We held this tempo through March into June, when reinforcements arrived. By then we controlled an outpost in the city. It was just a big house converted into a patrol base. The family was paid to leave and move in with relatives. It was there where we finally resumed a normal schedule, or as normal as possible. We didn't have patrols or hits scheduled out to the next week, but we knew when they'd be happening on that particular day.
In July we started a series of humanitarian missions for the displaced citizens of Baqubah. A few months prior it was a ghost town with many abandoned houses. Now the people were coming back, and they were hungry. The mission would be 'food drops,' which involved trucking in bags of rice and flour to give away to the locals. We'd simply go down there to make sure everything went well.
Rice and flour? We were told this was a stop on the Led Zeppelin reunion tour!
There was only shade provided by the large shipping containers that held the food, so me and Dozer squat in the dust and watched the Iraqi Army check IDs and hand over bags. Once in awhile the crowd would get too close and one of the IA dudes would shoot a burst into the air with an AK-47, which was just a wee bit excessive. It happened so many times over the course of two hours that we didn't flinch anymore when shots rang out every few minutes.
A few of these food drops would happen in the next several weeks.
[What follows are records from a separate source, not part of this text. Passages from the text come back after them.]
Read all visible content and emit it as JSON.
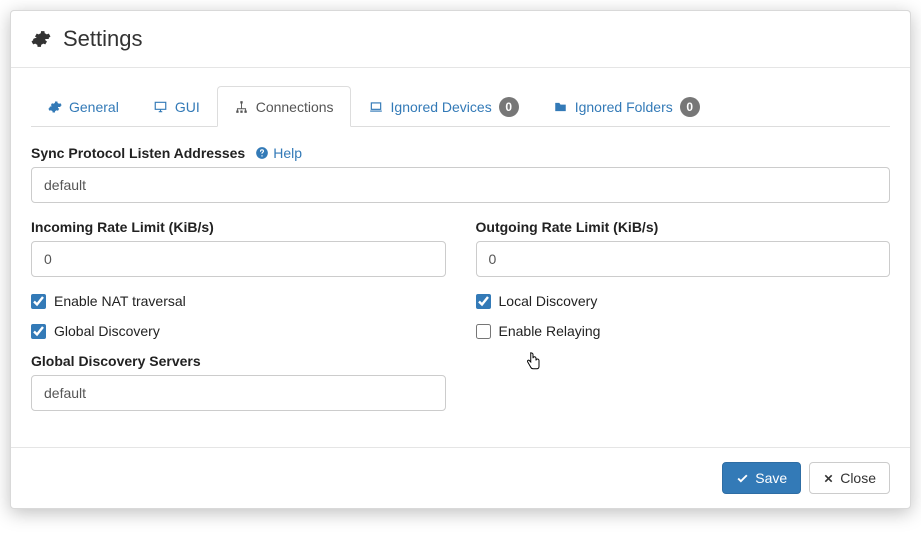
{
  "title": "Settings",
  "tabs": {
    "general": "General",
    "gui": "GUI",
    "connections": "Connections",
    "ignored_devices": "Ignored Devices",
    "ignored_devices_count": "0",
    "ignored_folders": "Ignored Folders",
    "ignored_folders_count": "0"
  },
  "fields": {
    "listen_label": "Sync Protocol Listen Addresses",
    "help": "Help",
    "listen_value": "default",
    "incoming_label": "Incoming Rate Limit (KiB/s)",
    "incoming_value": "0",
    "outgoing_label": "Outgoing Rate Limit (KiB/s)",
    "outgoing_value": "0",
    "nat_label": "Enable NAT traversal",
    "global_disc_label": "Global Discovery",
    "local_disc_label": "Local Discovery",
    "relaying_label": "Enable Relaying",
    "gds_label": "Global Discovery Servers",
    "gds_value": "default"
  },
  "buttons": {
    "save": "Save",
    "close": "Close"
  }
}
They would change locations so that no one could plant a bomb to kill the hundreds of people that showed up for the charity of the United States and Iraqi government. My team and a couple of our snipers were tasked to move to an abandoned school to overwatch the the long lines to be sure there was no weapons or foul play afoot. We took our vests and helmets off as two guys watched the crowd. Everyone else was fooling around with the supplies found in the eerily empty classrooms. A stack of frisbees were quickly thrown out the windows to the kids below, and we found a much needed cache: piles and piles of chalk.
We drew pictures and wrote messages on the walls for the kids to come back to. Shane went above and beyond and started a masterpiece with no discernible pattern, creating a beautiful outburst of color and imagination.
In those days we rarely created, and after that mission it was back to the grind.
We received information about various bad guys in the outlying neighborhood of Tahrir, where we were living in the outpost for days at a time. The sources said they had since fled their houses but left their cars. We'd walk there, search for anything of relevance and completely destroy their vehicles with incendiary grenades. These were the more entertaining moments, of smashing windshields and headlights with the crowbar-like prying tool we always carried. Then came the grenades, burning each car to a frame.
Were they even cars belonging to bad guys? Hell, we weren't completely sure.
It was time to go. We were in a routine after all. The Strykers would be meeting us at an intersection a few blocks away to avoid driving any more than they had to, avoiding IEDs buried deep underground. The first few guys to climb aboard tossed colored smoke next to the vehicles, creating a swirling pattern in the wind reminiscent of Shane's drawing on the school wall.
It was the start of month thirteen of the deployment, and we were headed back for a much needed rest. The home stretch was ahead, and we had to keep alert to keep alive. We'd break routine in the next few weeks by re-clearing Old Baqubah, the most dangerous neighborhood of the city, and set up a new outpost. But we didn't know it yet. It was almost getting easy again, like the good ol' days.